周防国玖珂郡由宇村に上陸した広家らは由宇村を一時的な拠点とし、卜占の結果、岩国の横山に城を築くこととなったが、その前に広家に従う千数百人の家臣団とその家族や、家臣団の消費を賄う数百人の町人とその家族らを収容する城下町を造ることが最優先事項となった[1]。その際の城下町の規模としては1000戸の侍屋敷と230軒の町屋敷が見積もられ、広家自ら現地を視察して城下町の屋敷割りを立案した[1]。その際に手伝いとして長佳は祖式長好二宮長実草野豊後守らと共に錦川対岸にある新見[注釈 2]の屋敷割りを命じられている[1]

屋敷割りの計画案は慶長6年(1601年)秋に完成し、慶長7年(1602年)には、横山に150軒、錦見に780軒、今津に100軒、川西に150軒の新都市を建設する大工事に開始した[1]。また、伊勢ヶ岡の麓を迂回して南に流れていた錦川の改修工事も並行して行われている[2]

岩国城の築城については、慶長7年(1602年)に広家の考案を基とした設計案が完成し、慶長8年(1603年)春に起工式を行った[2]。長佳は祖式長好、二宮長実、吉田宗右衛門と共に普請奉行に任命されている。

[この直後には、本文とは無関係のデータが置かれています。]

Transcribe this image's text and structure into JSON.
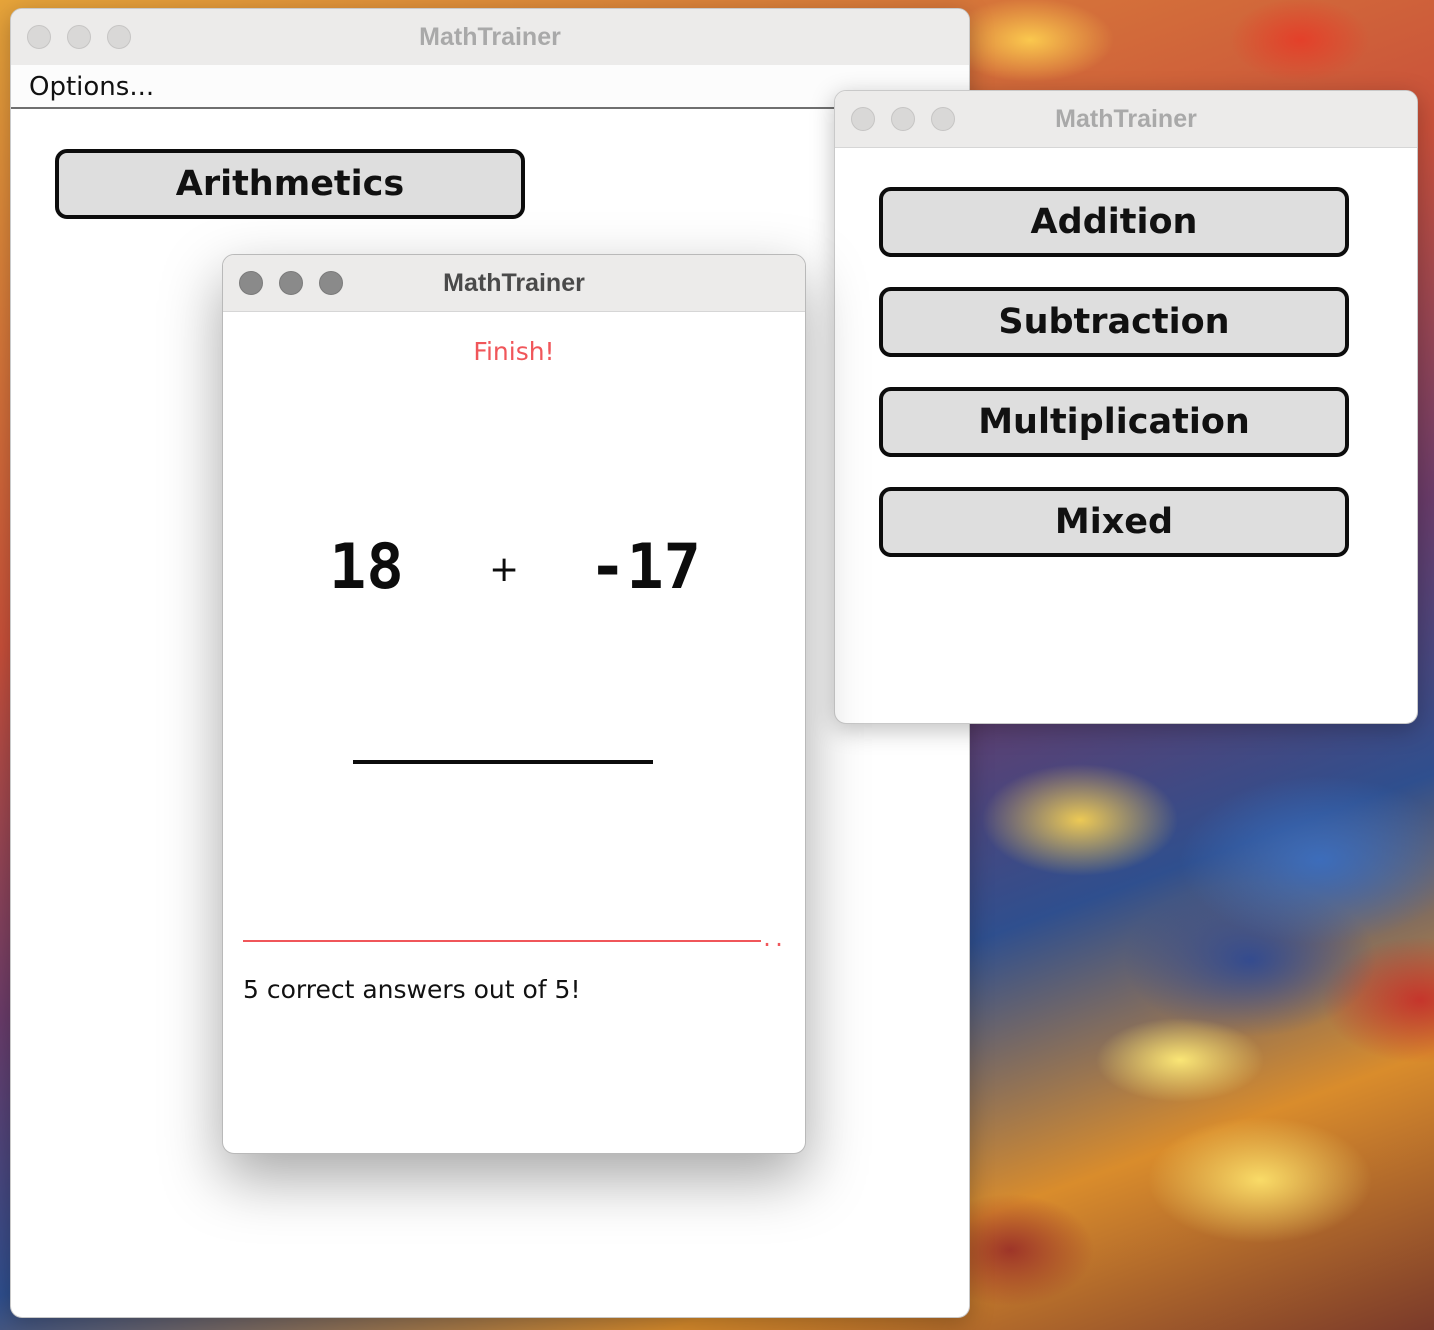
{
  "windows": {
    "main": {
      "title": "MathTrainer",
      "menu": "Options...",
      "arithmetics_button": "Arithmetics"
    },
    "operations": {
      "title": "MathTrainer",
      "buttons": [
        "Addition",
        "Subtraction",
        "Multiplication",
        "Mixed"
      ]
    },
    "quiz": {
      "title": "MathTrainer",
      "status": "Finish!",
      "operand_left": "18",
      "operator": "+",
      "operand_right": "-17",
      "divider_suffix": "...",
      "score_text": "5 correct answers out of 5!"
    }
  },
  "colors": {
    "accent_red": "#f0565a",
    "button_fill": "#dedede",
    "button_border": "#0c0c0c"
  }
}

岩国城の築城工事は慶長9年(1604年)から慶長11年(1606年)にかけて本格的に行われたが、慶長9年(1604年)6月、岩国城築城の人員不足により、吉川家臣団の次男、三男も動員し、地元で徴集した人夫の取り締まりにあたらせている[2]

慶長11年(1606年)春に吉川氏は幕府から江戸城石垣手伝普請を命じられたため、広家が人員を率いて江戸へ向かい、長佳ら岩国城の普請奉行は岩国に留まって、岩国城の築城に専念した[2]

慶長12年(1607年)4月には駿府城の手伝普請も幕府から命じられているが、この時点では岩国城の築城もほぼ完成していたためか、長佳も普請奉行として駿府に出張しており、更に慶長19年(1614年)には江戸城の石垣を修築する手伝普請でも吉川氏の普請奉行を長佳が務めている[2]

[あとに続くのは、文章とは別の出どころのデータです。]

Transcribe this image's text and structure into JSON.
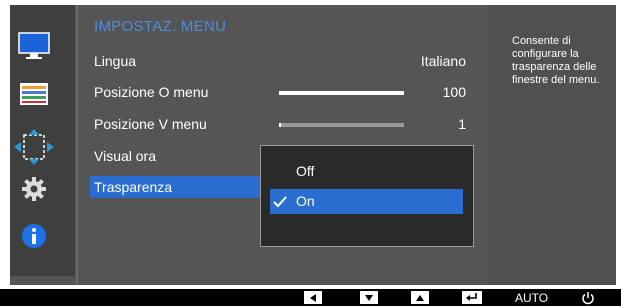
{
  "menu": {
    "title": "IMPOSTAZ. MENU",
    "items": [
      {
        "label": "Lingua",
        "value": "Italiano"
      },
      {
        "label": "Posizione O menu",
        "value": "100",
        "level": 1.0
      },
      {
        "label": "Posizione V menu",
        "value": "1",
        "level": 0.01
      },
      {
        "label": "Visual ora",
        "value": ""
      },
      {
        "label": "Trasparenza",
        "value": ""
      }
    ],
    "selected_item": "Trasparenza"
  },
  "dropdown": {
    "options": [
      {
        "label": "Off",
        "selected": false
      },
      {
        "label": "On",
        "selected": true
      }
    ]
  },
  "help": {
    "text": "Consente di configurare la trasparenza delle finestre del menu."
  },
  "sidebar": {
    "icons": [
      "monitor-icon",
      "color-bars-icon",
      "resize-arrows-icon",
      "gear-icon",
      "info-icon"
    ],
    "active_icon": "resize-arrows-icon"
  },
  "bottom_bar": {
    "buttons": [
      "left-arrow-icon",
      "down-arrow-icon",
      "up-arrow-icon",
      "enter-icon",
      "AUTO",
      "power-icon"
    ]
  },
  "colors": {
    "accent": "#2a6dd0",
    "title": "#4a8ee0",
    "background": "#555555"
  }
}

元和元年(1615年)10月に一国一城令が発令されると、長佳らが築城した岩国城は完成後わずか数年にして破却されることとなった[2]

元和8年(1622年)、隠居の身の吉川広家が周防国玖珂郡通津に隠居所を建てて移り住むと、長佳も通津に館を構えて広家に従った[2]

寛永19年(1642年7月24日に死去[2]。享年81。岩国錦見の普済寺に葬られた。

脚注[編集]

注釈[編集]

  1. ^ 初名の「春佳」は吉川元春からの偏諱で、改名後の「長佳」は吉川元長からの偏諱と思われる。
  2. ^ 現在の山口県岩国市錦見。